Heat Cramps, Heat Exhaustion, and Heat Stroke (Heat Related Illnesses)​

Many people get these 3 conditions confused and rightfully so. All of these conditions are caused when the temperatures are high, especially when they are accompanied by high humidity. However, it is important to be able to decipher between these 3 conditions as some require medical attention.

Heat Cramps: These are muscle spasms that occur when you are doing strenuous activities in the heat. These muscle spasms are generally caused by a loss of electrolytes or fluid.

Heat Exhaustion: Heat exhaustion is when the body starts to overheat. Symptoms include sweating and a rapid pulse. You may feel weak, nauseous, or faint. Heat exhaustion can lead to heat stroke if not treated. 

Heat Stroke: This is a serious medical condition that requires immediate medical attention. It is caused by prolonged exposure to heat and a high body temperature. Symptoms include weak rapid pulse, rapid breathing, the body stops sweating, and extreme headache. 

Preventing Heat Cramps, Heat Exhaustion, and Heat Stroke

Fortunately, these heat-related illnesses are preventable with a bit of planning and preparation. 

  1. Stay hydrated.
  2. Don’t overdress: Dress in loose-fitting layers.
  3. Avoid strenuous activity during the hottest parts of the day.
  4. Seek shade or shelter if it is getting too hot

Treating Heat-Related Illnesses​

Heat Cramps: 
  • Stop the physical activity and rest.
  • Drink plenty of fluids with electrolytes.
  • Rub or massage the spasming muscle.
Heat Exhaustion: 
  • Stop all activity and rest.
  • Drink fluids.
  • Find a cool shady place or head inside.
Heat Stroke: 
  • Contact emergency medical services immediately.
  • Moved person into the shade or inside as soon as possible.
  • Remove any excess clothing.
  • Cool the person down using cool water, ice packs, wet towels, fans, etc.
girl wearing a hat and sunglasses


Dehydration occurs when your body uses more fluid than it takes in. The heat or strenuous activity can cause the body to use up fluids faster than normal. Having students bring a water bottle and keep themselves hydrated while outside is the best way to prevent dehydration. If you will be away from indoor facilities ensure that your students bring a water bottle with them so that they can stay hydrated. Do regular check-ins with your students to ensure that they are hydrated and feeling good! Dehydration is not a specific heat-related illness and can occur at any time. However, proper hydration is important in preventing heat cramps, heat exhaustion, and heat stroke. 

Be Safe, Preventing Heat-Related Illness While Getting Outside…

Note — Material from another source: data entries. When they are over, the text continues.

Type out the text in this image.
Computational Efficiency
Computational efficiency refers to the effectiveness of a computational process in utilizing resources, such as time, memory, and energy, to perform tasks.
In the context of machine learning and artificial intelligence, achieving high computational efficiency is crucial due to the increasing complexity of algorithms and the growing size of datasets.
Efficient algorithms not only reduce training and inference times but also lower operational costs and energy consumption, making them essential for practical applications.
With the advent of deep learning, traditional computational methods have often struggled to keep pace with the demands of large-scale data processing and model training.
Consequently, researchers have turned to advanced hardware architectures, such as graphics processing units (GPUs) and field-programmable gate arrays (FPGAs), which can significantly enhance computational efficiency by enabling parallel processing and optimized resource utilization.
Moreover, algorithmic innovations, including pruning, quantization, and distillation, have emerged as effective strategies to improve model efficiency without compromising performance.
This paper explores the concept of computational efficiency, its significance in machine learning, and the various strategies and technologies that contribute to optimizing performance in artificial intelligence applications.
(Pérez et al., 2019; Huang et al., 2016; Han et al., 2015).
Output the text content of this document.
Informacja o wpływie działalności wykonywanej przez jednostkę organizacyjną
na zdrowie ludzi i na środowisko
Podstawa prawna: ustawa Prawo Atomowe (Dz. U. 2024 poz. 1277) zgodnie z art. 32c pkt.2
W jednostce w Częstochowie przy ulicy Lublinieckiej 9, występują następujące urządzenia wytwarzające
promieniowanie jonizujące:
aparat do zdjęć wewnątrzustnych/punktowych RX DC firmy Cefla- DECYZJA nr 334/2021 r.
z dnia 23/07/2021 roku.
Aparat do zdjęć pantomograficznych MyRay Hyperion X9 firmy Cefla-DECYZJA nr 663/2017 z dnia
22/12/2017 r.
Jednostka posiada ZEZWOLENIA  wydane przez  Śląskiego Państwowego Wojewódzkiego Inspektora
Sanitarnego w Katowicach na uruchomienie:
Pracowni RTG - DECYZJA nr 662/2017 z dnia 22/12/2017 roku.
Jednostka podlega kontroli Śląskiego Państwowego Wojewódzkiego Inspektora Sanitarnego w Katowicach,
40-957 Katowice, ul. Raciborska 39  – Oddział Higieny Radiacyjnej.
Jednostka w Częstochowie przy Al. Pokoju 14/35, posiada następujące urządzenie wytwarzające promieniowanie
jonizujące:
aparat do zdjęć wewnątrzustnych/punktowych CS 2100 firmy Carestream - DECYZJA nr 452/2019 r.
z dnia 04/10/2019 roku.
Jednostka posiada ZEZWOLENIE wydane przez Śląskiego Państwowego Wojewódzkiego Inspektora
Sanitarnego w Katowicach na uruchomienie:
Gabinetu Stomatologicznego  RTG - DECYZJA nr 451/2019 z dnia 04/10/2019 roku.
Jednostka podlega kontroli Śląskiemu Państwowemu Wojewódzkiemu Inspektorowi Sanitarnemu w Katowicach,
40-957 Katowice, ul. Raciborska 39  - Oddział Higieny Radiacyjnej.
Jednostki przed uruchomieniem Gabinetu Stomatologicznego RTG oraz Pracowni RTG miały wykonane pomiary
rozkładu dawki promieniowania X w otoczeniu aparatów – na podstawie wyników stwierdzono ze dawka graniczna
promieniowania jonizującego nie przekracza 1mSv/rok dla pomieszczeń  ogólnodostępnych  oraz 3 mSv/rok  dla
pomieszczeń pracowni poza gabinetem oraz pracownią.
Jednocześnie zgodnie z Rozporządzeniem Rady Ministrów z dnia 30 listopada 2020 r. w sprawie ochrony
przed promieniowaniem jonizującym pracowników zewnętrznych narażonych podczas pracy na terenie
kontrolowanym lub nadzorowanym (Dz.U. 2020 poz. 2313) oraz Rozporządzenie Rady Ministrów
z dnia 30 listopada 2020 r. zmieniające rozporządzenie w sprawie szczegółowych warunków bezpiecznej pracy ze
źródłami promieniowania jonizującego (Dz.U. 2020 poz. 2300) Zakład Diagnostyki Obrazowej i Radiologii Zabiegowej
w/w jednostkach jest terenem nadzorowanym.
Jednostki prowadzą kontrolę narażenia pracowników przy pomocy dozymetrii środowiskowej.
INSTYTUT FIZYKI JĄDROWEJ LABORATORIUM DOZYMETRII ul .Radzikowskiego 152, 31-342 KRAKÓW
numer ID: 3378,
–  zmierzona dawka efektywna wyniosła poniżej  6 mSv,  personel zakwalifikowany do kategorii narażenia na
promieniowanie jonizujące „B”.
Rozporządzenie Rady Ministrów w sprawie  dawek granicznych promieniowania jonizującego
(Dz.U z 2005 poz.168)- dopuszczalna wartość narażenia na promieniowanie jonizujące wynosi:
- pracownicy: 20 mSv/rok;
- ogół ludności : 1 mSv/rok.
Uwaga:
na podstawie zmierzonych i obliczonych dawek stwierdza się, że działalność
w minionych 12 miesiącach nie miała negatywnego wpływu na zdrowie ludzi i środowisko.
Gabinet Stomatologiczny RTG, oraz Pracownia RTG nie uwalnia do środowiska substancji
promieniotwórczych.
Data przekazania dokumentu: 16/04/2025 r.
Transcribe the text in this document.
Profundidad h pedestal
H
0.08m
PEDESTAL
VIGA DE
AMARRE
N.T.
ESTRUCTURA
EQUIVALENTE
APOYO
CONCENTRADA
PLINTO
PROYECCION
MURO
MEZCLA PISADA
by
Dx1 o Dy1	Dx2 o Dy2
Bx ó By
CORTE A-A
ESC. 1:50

Don’t let the heat stop you from getting outside and enjoying the many benefits of outdoor learning. Preventing heat-related illnesses during outdoor education just takes common sense and some preparation. A bit of careful planning can make for safe and healthy outdoor exploration, even when it’s hot. As part of your risk management strategy, know when the hottest times of the day are and ensure that there is some shade where you are exploring. If it is way too hot and your students won’t be having any fun, stay indoors and save your outdoor time for when it is cooler. Prepare your students by teaching them what to wear, how to prevent sunburn, and having them bring a water bottle. These simple steps can help to avoid sunburns and heat-related illnesses during outdoor education time.